Doctors in Lisbon have reported that a 61-year-old man has received a double lung transplant after his lungs were damaged by COVID-19.
The patient contracted COVID-19 in January 2021 and was discharged from the hospital on 23 August 2021, marking the Centro Hospitalar Universitário Lisboa Central’s first successful lung transplant in a COVID-19 survivor.
The report was presented at Euroanaesthesia, the annual meeting of the European Society of Anaesthesiology and Intensive Care (ESAIC), held online this year (17-19 Dec).
75% of the patients’ lungs were scarred
The patient had a history of dyslipidaemia (unusually high levels of cholesterol and other fats in the blood) and gastritis (inflammation of the stomach lining). He was admitted to the emergency department with SARS-CoV-2 pneumonia on 12 January 2021.
He deteriorated despite the support from a ventilator and suffered from severe breathlessness due to low oxygen levels. The patient required advanced lung support therapy called extracorporeal membrane oxygenation (ECMO). He spent 74 days on ECMO before being switched to extracorporeal carbon dioxide removal (ECCO2R)— which is a device designed to remove carbon dioxide but does not provide such a high level of oxygen.
During those three months, the patient suffered multiple infections. This included pneumonia, prostatitis (swelling of the prostate gland), blood complications, and a life-threatening reaction to the blood-thinning medication heparin.
“About 75% of the patient’s lungs had been scarred by COVID-19, and it was clear from his scans that his lungs were permanently damaged, and would not recover”, said anaesthetist Dr Carolina Almeida from Centro Hospitalar Universitário Lisboa Central, who was part of the team who performed the transplant. “The patient qualified for transplant because he was young and strong enough to survive the risky procedures, and no other organs had been impacted by COVID-19. After careful clinical evaluation, he received the life-saving organs in May.”

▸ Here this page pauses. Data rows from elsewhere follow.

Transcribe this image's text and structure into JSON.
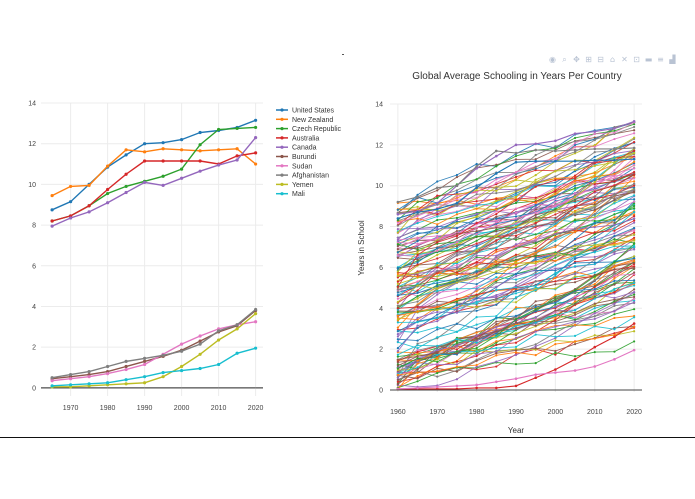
{
  "colors": {
    "palette": [
      "#1f77b4",
      "#ff7f0e",
      "#2ca02c",
      "#d62728",
      "#9467bd",
      "#8c564b",
      "#e377c2",
      "#7f7f7f",
      "#bcbd22",
      "#17becf"
    ],
    "modebar": "#b9c3d3"
  },
  "modebar": {
    "icons": [
      "camera-icon",
      "zoom-icon",
      "pan-icon",
      "zoom-in-icon",
      "zoom-out-icon",
      "home-icon",
      "autoscale-icon",
      "select-icon",
      "spike-lines-icon",
      "compare-icon",
      "plotly-logo-icon"
    ]
  },
  "chart_data": [
    {
      "type": "line",
      "title": "",
      "xlabel": "",
      "ylabel": "",
      "xlim": [
        1962,
        2022
      ],
      "ylim": [
        -0.4,
        14
      ],
      "x_ticks": [
        1970,
        1980,
        1990,
        2000,
        2010,
        2020
      ],
      "y_ticks": [
        0,
        2,
        4,
        6,
        8,
        10,
        12,
        14
      ],
      "legend_position": "top-right",
      "x": [
        1965,
        1970,
        1975,
        1980,
        1985,
        1990,
        1995,
        2000,
        2005,
        2010,
        2015,
        2020
      ],
      "series": [
        {
          "name": "United States",
          "values": [
            8.75,
            9.15,
            10.0,
            10.85,
            11.45,
            12.0,
            12.05,
            12.2,
            12.55,
            12.65,
            12.8,
            13.15
          ]
        },
        {
          "name": "New Zealand",
          "values": [
            9.45,
            9.9,
            9.95,
            10.9,
            11.7,
            11.6,
            11.75,
            11.7,
            11.65,
            11.7,
            11.75,
            11.0
          ]
        },
        {
          "name": "Czech Republic",
          "values": [
            8.2,
            8.45,
            8.95,
            9.55,
            9.9,
            10.15,
            10.4,
            10.75,
            11.95,
            12.7,
            12.75,
            12.8
          ]
        },
        {
          "name": "Australia",
          "values": [
            8.2,
            8.45,
            8.95,
            9.75,
            10.5,
            11.15,
            11.15,
            11.15,
            11.15,
            11.0,
            11.4,
            11.55
          ]
        },
        {
          "name": "Canada",
          "values": [
            7.95,
            8.35,
            8.65,
            9.1,
            9.6,
            10.1,
            9.95,
            10.3,
            10.65,
            10.95,
            11.2,
            12.3
          ]
        },
        {
          "name": "Burundi",
          "values": [
            0.45,
            0.55,
            0.65,
            0.8,
            1.05,
            1.3,
            1.55,
            1.85,
            2.3,
            2.75,
            3.05,
            3.8
          ]
        },
        {
          "name": "Sudan",
          "values": [
            0.35,
            0.45,
            0.55,
            0.7,
            0.9,
            1.15,
            1.65,
            2.15,
            2.55,
            2.9,
            3.1,
            3.25
          ]
        },
        {
          "name": "Afghanistan",
          "values": [
            0.5,
            0.65,
            0.8,
            1.05,
            1.3,
            1.45,
            1.6,
            1.8,
            2.15,
            2.8,
            3.1,
            3.85
          ]
        },
        {
          "name": "Yemen",
          "values": [
            0.05,
            0.05,
            0.1,
            0.15,
            0.2,
            0.25,
            0.55,
            1.05,
            1.65,
            2.35,
            2.9,
            3.65
          ]
        },
        {
          "name": "Mali",
          "values": [
            0.1,
            0.15,
            0.2,
            0.25,
            0.4,
            0.55,
            0.75,
            0.85,
            0.95,
            1.15,
            1.7,
            1.95
          ]
        }
      ]
    },
    {
      "type": "line",
      "title": "Global Average Schooling in Years Per Country",
      "xlabel": "Year",
      "ylabel": "Years in School",
      "xlim": [
        1958,
        2022
      ],
      "ylim": [
        -0.1,
        14
      ],
      "x_ticks": [
        1960,
        1970,
        1980,
        1990,
        2000,
        2010,
        2020
      ],
      "y_ticks": [
        0,
        2,
        4,
        6,
        8,
        10,
        12,
        14
      ],
      "x": [
        1960,
        1965,
        1970,
        1975,
        1980,
        1985,
        1990,
        1995,
        2000,
        2005,
        2010,
        2015,
        2020
      ],
      "series_count": 140,
      "series_start_range": [
        0.0,
        9.2
      ],
      "series_end_range": [
        1.8,
        13.2
      ],
      "highlighted_series": [
        {
          "name": "United States",
          "values": [
            8.6,
            8.75,
            9.15,
            10.0,
            10.85,
            11.45,
            12.0,
            12.05,
            12.2,
            12.55,
            12.65,
            12.8,
            13.15
          ]
        },
        {
          "name": "Czech Republic",
          "values": [
            9.2,
            9.45,
            9.9,
            10.0,
            10.95,
            11.7,
            11.6,
            11.75,
            11.7,
            11.75,
            11.8,
            11.8,
            11.85
          ]
        },
        {
          "name": "Canada",
          "values": [
            8.4,
            8.7,
            8.85,
            9.15,
            9.9,
            10.6,
            11.15,
            11.2,
            11.2,
            11.2,
            11.25,
            11.25,
            11.3
          ]
        },
        {
          "name": "Burundi",
          "values": [
            0.05,
            0.05,
            0.05,
            0.05,
            0.1,
            0.1,
            0.2,
            0.6,
            1.0,
            1.5,
            2.1,
            2.6,
            3.25
          ]
        },
        {
          "name": "Mali",
          "values": [
            0.05,
            0.1,
            0.15,
            0.2,
            0.25,
            0.4,
            0.55,
            0.75,
            0.85,
            0.95,
            1.15,
            1.5,
            1.95
          ]
        }
      ]
    }
  ]
}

The surgery took about seven hours and involved two weeks of postoperative intensive care.
Recovery after double lung transplant
Six months later, following the patient’s double lung transplant, the recovery process remains is ongoing. The individual’s lung function is good and he no longer requires daytime oxygen support however, he has overcome numerous challenges on the recovery journey. This includes atrial fibrillation (irregular heart rhythm), a collapsed lung, subcutaneous emphysema (air becoming trapped under the skin), type 2 diabetes, and several infections.
He continues to receive rehabilitation to improve his mobility, lung function, and quality of life and will have to take more than a dozen medications for the rest of his life to prevent organ rejection and infections.
“The team are hugely grateful that the surgery went so well and that the patient made it home to continue rehabilitation close to his family”, said Dr Lurdes Castro, a senior anaesthesiologist from Centro Hospitalar Universitário Lisboa Central who helped perform the transplant. “It requires enormous willpower to overcome everything he has endured, and it is wonderful to have played a part in giving this patient the opportunity to live again and return to his family and previous life.”
The first small case series of early outcomes after lung transplantation for severe COVID-19 was published in May 2021. “Lung transplantation is a lifesaving treatment for a carefully selected group of COVID-19 patients whose lungs have been irreparably damaged by the virus and who are strong enough to undergo major transplant surgery”, said Dr Almeida. “But given the impact of COVID-19 worldwide, and the increasing number of younger, healthier patients affected, the number of transplant candidates is likely to increase considerably. That number could grow to include COVID-19 survivors whose lungs may deteriorate over time.”